Diese Zahl von fast 100 Mrd. Euro jährlich mag enorm groß erscheinen. Sie ist jedoch relativ gering im Vergleich zu der Nettoersparnis Deutschlands, die sich im Leistungsbilanzüberschuss von etwa 250 Mrd. Euro – oder 7,8% der Wirtschaftsleistung – im Jahr 2014 widerspiegelt. Eine Investitionslücke von 3% macht weniger als die Hälfte dieser Nettoersparnis aus.

Zudem ist dies keine abstrakte Zahl, sondern wir wissen in vielen Bereichen konkret, wo es in Deutschland an Investitionen mangelt und wie hoch diese ausfallen müssten. Im Bereich der Verkehrsinfrastruktur fehlen jährlich 7 Mrd. bis 10 Mrd. Euro, nur um den Wert der bestehenden Verkehrsinfrastruktur zu erhalten.2 Dies berücksichtigt nicht den Wertverfall der öffentlichen Infrastruktur in den vergangenen zwei Jahrzehnten, der sich nach der Volkswirtschaftlichen Gesamtrechnung (VGR) auf fast 500 Mrd. Euro beläuft und der zumindest zum Teil kompensiert werden muss.

Im Bereich von Bildung und Wissenschaft gibt der deutsche Staat jährlich knapp 1% oder 25 Mrd. Euro weniger aus als andere OECD-Länder.3 Alleine um die Qualität von Kitas und Kindergärten auf den von der OECD empfohlenen Standard zu bringen, müssten in Deutschland jedes Jahr 9 Mrd. Euro an zusätzlichen Ausgaben getätigt werden. Ist dies eine enorme Summe? Sicherlich. Aber sie entspricht in etwa den Kosten der Rentenreformen, die die Bundesregierung 2014 umgesetzt hat. Auch wenn nur ein Teil dieser Ausgaben als öffentliche Investitionen geführt wird und es bei Bildung und Wissenschaft eher auf die Qualität und Effizienz der Ausgaben ankommt, so zeigen diese Zahlen doch, dass die öffentliche Hand in Deutschland auch in diesem Bereich in den kommenden Jahren deutlich mehr Anstrengungen unternehmen muss.

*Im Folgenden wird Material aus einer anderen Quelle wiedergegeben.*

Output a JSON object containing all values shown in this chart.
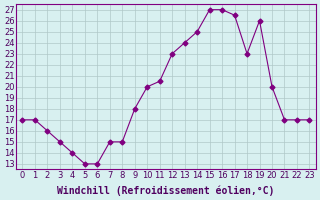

Der größte Teil der Investitionslücke basiert auf unzureichenden privaten Investitionen. Damit die Ziele der Energiewende erreicht werden können, müssen in Deutschland mindestens über das nächste Jahrzehnt mehr als 30 Mrd. Euro zusätzlich in Netze, Technologie und Energieeffizienz investiert werden. Deutschlands digitale In­frastruktur gehört zu den schlechtesten in ganz Europa. Schätzungen zeigen, dass ein flächendeckender Glasfaserausbau in Deutschland insgesamt 80 Mrd. Euro kosten würde – auch wenn diese Schätzung mit Vorsicht zu genießen ist, da auch in diesem Bereich umstritten ist, welche Lösung die beste für den Ausbau der digitalen Infrastruktur wäre.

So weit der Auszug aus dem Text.